When 63.3 per cent of Nigerians are begging the Central Bank to cut interest rates, and the CBN’s own survey shows those same Nigerians think inflation is getting worse, something has gone badly wrong. The Monetary Policy Committee meets May 19 and 20 in what has become a familiar routine: gather, talk, and reach for the only tool the committee ever uses.
The trouble is that tool is not fixing anything.
Nigeria’s inflation is not happening because people have too much money to spend. Anyone who has bought fuel, paid a transporter, or tried to move goods from one state to another already knows this. Prices are high because energy is expensive, roads are bad, the naira remains weak, and farmers in large parts of the country cannot work safely. None of those problems cares about the policy rate. The CBN has spent the better part of two years raising and holding interest rates to fight an inflation that higher rates were never going to beat.
The data is starting to show the damage. Nigeria’s business activity index fell into negative territory in April, dropping from 53.2 to 49.4 points. That means businesses are slowing down. Loans are too expensive to take. Small businesses, which employ most working Nigerians, are being quietly strangled. The CBN’s own April survey found that micro businesses reported the highest inflation pain of any group at 69.9 per cent. These are the corner shops, the small manufacturers, the traders.
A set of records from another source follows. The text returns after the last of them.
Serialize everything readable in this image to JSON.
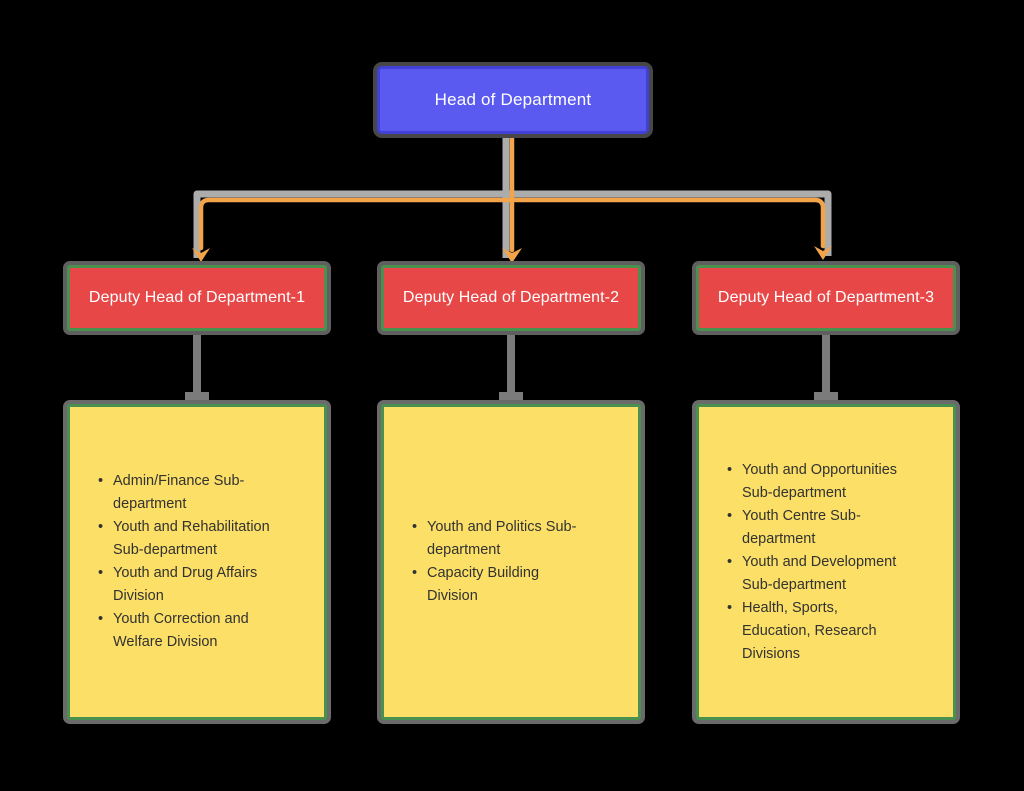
{
  "diagram": {
    "root": {
      "label": "Head of Department"
    },
    "deputies": [
      {
        "label": "Deputy Head of Department-1",
        "items": [
          "Admin/Finance Sub-department",
          "Youth and Rehabilitation Sub-department",
          "Youth and Drug Affairs Division",
          "Youth Correction and Welfare Division"
        ]
      },
      {
        "label": "Deputy Head of Department-2",
        "items": [
          "Youth and Politics Sub-department",
          "Capacity Building Division"
        ]
      },
      {
        "label": "Deputy Head of Department-3",
        "items": [
          "Youth and Opportunities Sub-department",
          "Youth Centre Sub-department",
          "Youth and Development Sub-department",
          "Health, Sports, Education, Research Divisions"
        ]
      }
    ]
  },
  "colors": {
    "background": "#000000",
    "head_fill": "#5a5af0",
    "head_border": "#4141d8",
    "deputy_fill": "#e74747",
    "leaf_fill": "#fbdf66",
    "node_border_green": "#4a9150",
    "frame_gray": "#5f5f5f",
    "connector_orange": "#f2a44b",
    "connector_gray_light": "#acacac",
    "connector_gray_mid": "#7b7b7b",
    "text_light": "#ffffff",
    "text_dark": "#323232"
  }
}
There is no hedge available to them when borrowing costs are this high.
The MPC will almost certainly keep the MPR at 26.5 per cent when it announces its decision after the May 19 and 20 meeting. That call will be presented as responsible and steady. But holding a position that is not working is not steadiness. It is stubbornness dressed up in policy language.
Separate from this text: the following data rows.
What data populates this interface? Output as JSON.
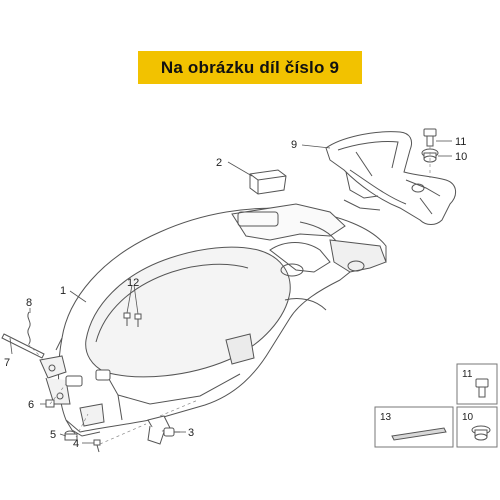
{
  "banner": {
    "text": "Na obrázku díl číslo 9",
    "color": "#f2c200"
  },
  "callouts": {
    "c1": "1",
    "c2": "2",
    "c3": "3",
    "c4": "4",
    "c5": "5",
    "c6": "6",
    "c7": "7",
    "c8": "8",
    "c9": "9",
    "c10": "10",
    "c11": "11",
    "c12": "12"
  },
  "detail_boxes": {
    "box11": "11",
    "box13": "13",
    "box10": "10"
  },
  "icons": {
    "bolt": "bolt-icon",
    "nut": "nut-icon",
    "pad": "pad-strip-icon"
  }
}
The real issue is what has gone undiscussed while rate decisions eat up all the attention. The CBN’s own survey named the actual drivers of inflation clearly: energy costs, transport, the exchange rate, infrastructure. The MPC’s interest rate lever touches none of those. Fixing Nigerian inflation requires cheaper power, better roads, agricultural investment that reaches the people who grow food, and a government that does not flood the economy with cash every time an election approach. That is a harder conversation. It involves more than one ministry and more than one quarterly meeting.
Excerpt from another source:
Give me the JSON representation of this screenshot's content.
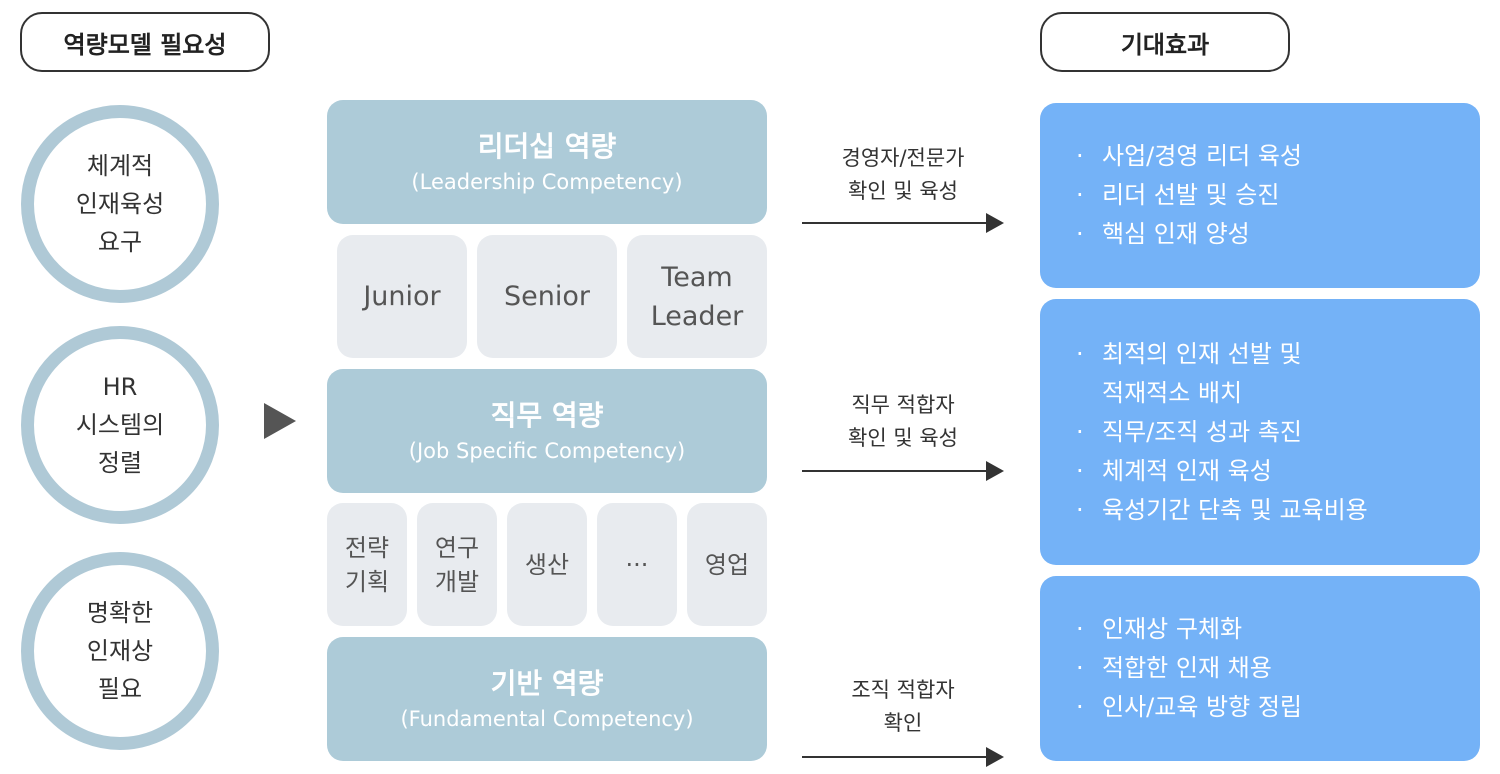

Keeping rates where they are may be the least bad option for now, given that an election cycle is approaching and government spending is set to rise. But the problem with the expected decision is not the number itself. It is the pretence that the current approach is a strategy rather than a holding pattern.
Nigeria’s economy needs more than a committee meeting every two months. It needs someone to finally say out loud that the framework is not enough, and start working on what is.